Страница 1 из 59
Аркадий Адамов
ЛИЧНЫЙ ДОСМОТР
ГЛАВА 1
СУТКИ В ГОСТИНИЦЕ «БУГ»
О чем только не передумал Андрей Шмелев за эти шестнадцать часов, пока экспресс Москва—Берлин домчал его к месту первой работы, в пограничный город Брест. О чем он только не передумал!
Еще в Москве, как только он попал в купе, Андрей, забросив наверх свой чемоданчик, растянулся на верхней полке. Только бы Семен не дергал его, не обращался с дурацкими вопросами.
И Семен не дергал, нет, он, казалось, тоже был доволен, что Андрей не наблюдает за ним и не делает своих обычных насмешливых замечаний.

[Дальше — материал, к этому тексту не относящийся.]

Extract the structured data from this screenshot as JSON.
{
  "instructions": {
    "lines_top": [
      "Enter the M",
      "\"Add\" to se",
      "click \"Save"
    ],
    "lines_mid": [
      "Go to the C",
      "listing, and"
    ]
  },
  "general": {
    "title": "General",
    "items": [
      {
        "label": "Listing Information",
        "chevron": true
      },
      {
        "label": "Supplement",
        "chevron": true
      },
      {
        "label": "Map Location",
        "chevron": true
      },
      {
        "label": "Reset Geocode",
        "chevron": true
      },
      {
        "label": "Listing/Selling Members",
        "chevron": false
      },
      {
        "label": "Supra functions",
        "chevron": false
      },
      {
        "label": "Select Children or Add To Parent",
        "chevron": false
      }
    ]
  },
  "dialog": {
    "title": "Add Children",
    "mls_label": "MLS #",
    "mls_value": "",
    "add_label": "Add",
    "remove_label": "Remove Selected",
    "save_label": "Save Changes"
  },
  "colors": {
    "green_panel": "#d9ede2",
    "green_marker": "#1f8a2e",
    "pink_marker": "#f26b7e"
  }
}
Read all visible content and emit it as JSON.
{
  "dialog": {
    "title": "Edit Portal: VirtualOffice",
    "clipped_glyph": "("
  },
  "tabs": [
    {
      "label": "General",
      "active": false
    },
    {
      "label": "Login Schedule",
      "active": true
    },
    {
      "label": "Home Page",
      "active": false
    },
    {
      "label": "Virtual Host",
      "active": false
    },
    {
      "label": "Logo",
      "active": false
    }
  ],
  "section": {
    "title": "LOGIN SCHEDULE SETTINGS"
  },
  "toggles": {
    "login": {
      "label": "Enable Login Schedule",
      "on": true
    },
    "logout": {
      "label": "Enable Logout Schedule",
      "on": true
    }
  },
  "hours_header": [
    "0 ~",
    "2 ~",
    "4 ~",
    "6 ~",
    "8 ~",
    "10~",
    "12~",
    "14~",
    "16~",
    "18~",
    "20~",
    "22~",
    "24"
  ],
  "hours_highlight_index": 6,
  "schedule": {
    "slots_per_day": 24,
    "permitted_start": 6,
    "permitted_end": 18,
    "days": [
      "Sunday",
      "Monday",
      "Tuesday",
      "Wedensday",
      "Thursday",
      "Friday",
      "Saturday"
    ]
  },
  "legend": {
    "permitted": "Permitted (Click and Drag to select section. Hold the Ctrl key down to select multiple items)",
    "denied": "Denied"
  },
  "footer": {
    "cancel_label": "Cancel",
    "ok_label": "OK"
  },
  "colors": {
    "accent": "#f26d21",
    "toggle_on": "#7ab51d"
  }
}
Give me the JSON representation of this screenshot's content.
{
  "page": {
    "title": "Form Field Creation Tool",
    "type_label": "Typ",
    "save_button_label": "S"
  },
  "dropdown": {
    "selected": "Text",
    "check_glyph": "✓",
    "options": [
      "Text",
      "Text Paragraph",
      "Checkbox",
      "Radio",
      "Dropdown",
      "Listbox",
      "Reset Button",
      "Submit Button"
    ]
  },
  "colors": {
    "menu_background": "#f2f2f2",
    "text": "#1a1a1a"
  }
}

Семен бережно положил на полку два больших чемодана, саквояж и туго набитую сумку, потом аккуратно повесил в изголовье пиджак и, усевшись у окна, закурил, поглядывая с чувством облегчения и даже некоторого превосходства на суетящихся по перрону людей.
Андрей же молча лежал на верхней полке, положив голову на серую, еще без наволочки подушку и упираясь ногами в противоположную стенку купе — полка была ему явно не по росту. Лежал и думал.
Жгутин… Что он за человек, этот Жгутин, будущий его начальник? И еще — Филин, его заместитель. Какие они, как будет работаться с ними? Жгутин и Филин… Филин и Жгутин… Ничего о них не знает Андрей. Жгутин, фамилия-то какая. Жгут… Ох, скрутит он Андрея. Крутой, наверно, человек, грубый, властный. Тьфу! Глупости какие лезут в голову. Разве можно по фамилии догадаться, каков человек? Тогда филин какой? Ночная птица, злая, в темноте охотится, тайком…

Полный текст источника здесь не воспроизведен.